South Korea’s $1 billion national AI project just hit its first major test—and it’s failing. Naver Cloud, a leading participant in the country’s AI sovereignty initiative, stands accused of using components from Alibaba’s Qwen 2.4 model, violating the program’s core “from scratch” requirement. Moreover, technical analysis shows 99.5% cosine similarity between HyperCLOVA X’s vision encoder and Qwen’s, raising a question that cuts to the heart of AI development: What does building “from scratch” actually mean?
The Controversy
The Ministry of Science and ICT established clear rules for South Korea’s national AI foundation model project: participants must design and train models independently to ensure AI sovereignty. The goal? Prepare for scenarios where US or Chinese tech giants increase licensing fees or revoke access entirely.
However, developer communities discovered that Naver Cloud’s HyperCLOVA X SEED 32B—one of five competing models—shares near-identical architecture with Alibaba’s open-source vision encoder. Consequently, the encoder, which converts images into signals AI can process, represents 12% of the model’s parameters. That’s not peripheral. It’s substantial.
Naver Cloud defended the decision as “strategic engineering” to optimize compatibility with global technology ecosystems. Meanwhile, a second company, Upstage, faced similar allegations but was cleared after demonstrating only 0.0004% overlap with Chinese models. The Ministry’s evaluation concludes January 15, 2026, with potential elimination of non-compliant consortia.
What “From Scratch” Actually Means
Here’s where it gets messy. Industry experts increasingly agree the problem isn’t the technology—it’s the definition. Does “from scratch” mean every component must be domestically developed, or just the core reasoning engine?
Building a foundation model truly from scratch costs millions and takes months. Furthermore, most modern AI development relies on pre-trained components—not because developers are lazy, but because it’s how the field advances. Open-source encoders, frameworks, and datasets are industry standard. Even “sovereign” models depend on foreign chips, cloud infrastructure, and global training data.
The strict interpretation says 12% foreign components equals failure. In contrast, the flexible view says focus on what matters: the 88% domestic innovation in the core reasoning model. Which interpretation wins will define AI sovereignty for every nation watching this controversy.
Why AI Sovereignty Matters Beyond Korea
South Korea isn’t alone in chasing AI sovereignty. In fact, Europe is proposing €15-20 billion annually for sovereign AI infrastructure and effectively barring US AI agents from public sector workflows ahead of August 2026’s EU AI Act compliance deadline. Similarly, the US is planning 25 gigawatts of AI data center capacity while promoting “digital solidarity” over sovereignty. China’s “Delete A” project aims to remove American technology from supply chains entirely.
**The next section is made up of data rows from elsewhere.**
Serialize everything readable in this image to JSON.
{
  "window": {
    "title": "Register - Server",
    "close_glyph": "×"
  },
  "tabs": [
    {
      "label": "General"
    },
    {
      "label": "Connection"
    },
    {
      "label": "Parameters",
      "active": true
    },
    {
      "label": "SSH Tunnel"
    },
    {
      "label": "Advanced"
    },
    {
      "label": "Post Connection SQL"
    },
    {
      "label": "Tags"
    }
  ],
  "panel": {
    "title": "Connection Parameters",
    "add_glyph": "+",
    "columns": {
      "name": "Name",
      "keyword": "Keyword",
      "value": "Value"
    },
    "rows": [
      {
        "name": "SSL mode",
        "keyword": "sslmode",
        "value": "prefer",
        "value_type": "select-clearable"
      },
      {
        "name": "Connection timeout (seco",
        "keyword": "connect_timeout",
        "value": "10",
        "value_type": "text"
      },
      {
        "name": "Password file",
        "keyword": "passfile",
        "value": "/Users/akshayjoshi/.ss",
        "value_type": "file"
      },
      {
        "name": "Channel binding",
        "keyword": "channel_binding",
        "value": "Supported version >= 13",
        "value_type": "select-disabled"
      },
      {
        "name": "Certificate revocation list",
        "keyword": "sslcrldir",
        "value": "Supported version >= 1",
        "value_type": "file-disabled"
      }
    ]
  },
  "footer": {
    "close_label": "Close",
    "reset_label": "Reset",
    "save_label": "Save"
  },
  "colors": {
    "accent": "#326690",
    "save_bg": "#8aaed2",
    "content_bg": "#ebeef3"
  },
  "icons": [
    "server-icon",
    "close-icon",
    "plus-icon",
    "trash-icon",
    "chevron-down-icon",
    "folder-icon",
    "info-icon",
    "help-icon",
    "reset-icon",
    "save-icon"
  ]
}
Yet everyone faces the same paradox: true independence requires controlling chips, cloud infrastructure, training data, and model development. No nation has achieved this. Ultimately, South Korea’s controversy exposes the gap between sovereignty rhetoric and technical reality.
The Developer Impact
This isn’t abstract geopolitics—it affects how you build. Open-source AI is now political. Your choice of foundation model carries geopolitical implications. Additionally, national projects will scrutinize dependencies. Regional AI ecosystems are fragmenting into US, EU, Chinese, and regional alternatives.
Expect increasing transparency requirements: clear documentation of component sourcing, verification of domestic versus foreign parts, new compliance frameworks. The one-size-fits-all AI era is ending.
The Real Question
Here’s the uncomfortable truth: AI sovereignty as currently defined may be performative nationalism. Is South Korea better served by a pure “from scratch” model that takes longer, costs more, and potentially lags behind global competitors? Or by pragmatic sovereignty—securing the core reasoning capabilities domestically while leveraging open-source components strategically?
Maybe Naver using Qwen’s encoder isn’t cheating. Maybe it’s smart engineering. The developer community noted the real accomplishment: Naver trained a capable 32-billion-parameter language model. They didn’t have to build a vision encoder from scratch—they chose efficiency over purity.
The January 15 deadline will force clarity. Other nations pursuing AI sovereignty are watching. Therefore, the outcome won’t just determine Naver’s fate—it’ll set precedent for how every country defines “independence” in an inherently global technology.
Because if 12% borrowed components disqualifies a $1 billion national project, no one’s achieving AI sovereignty anytime soon.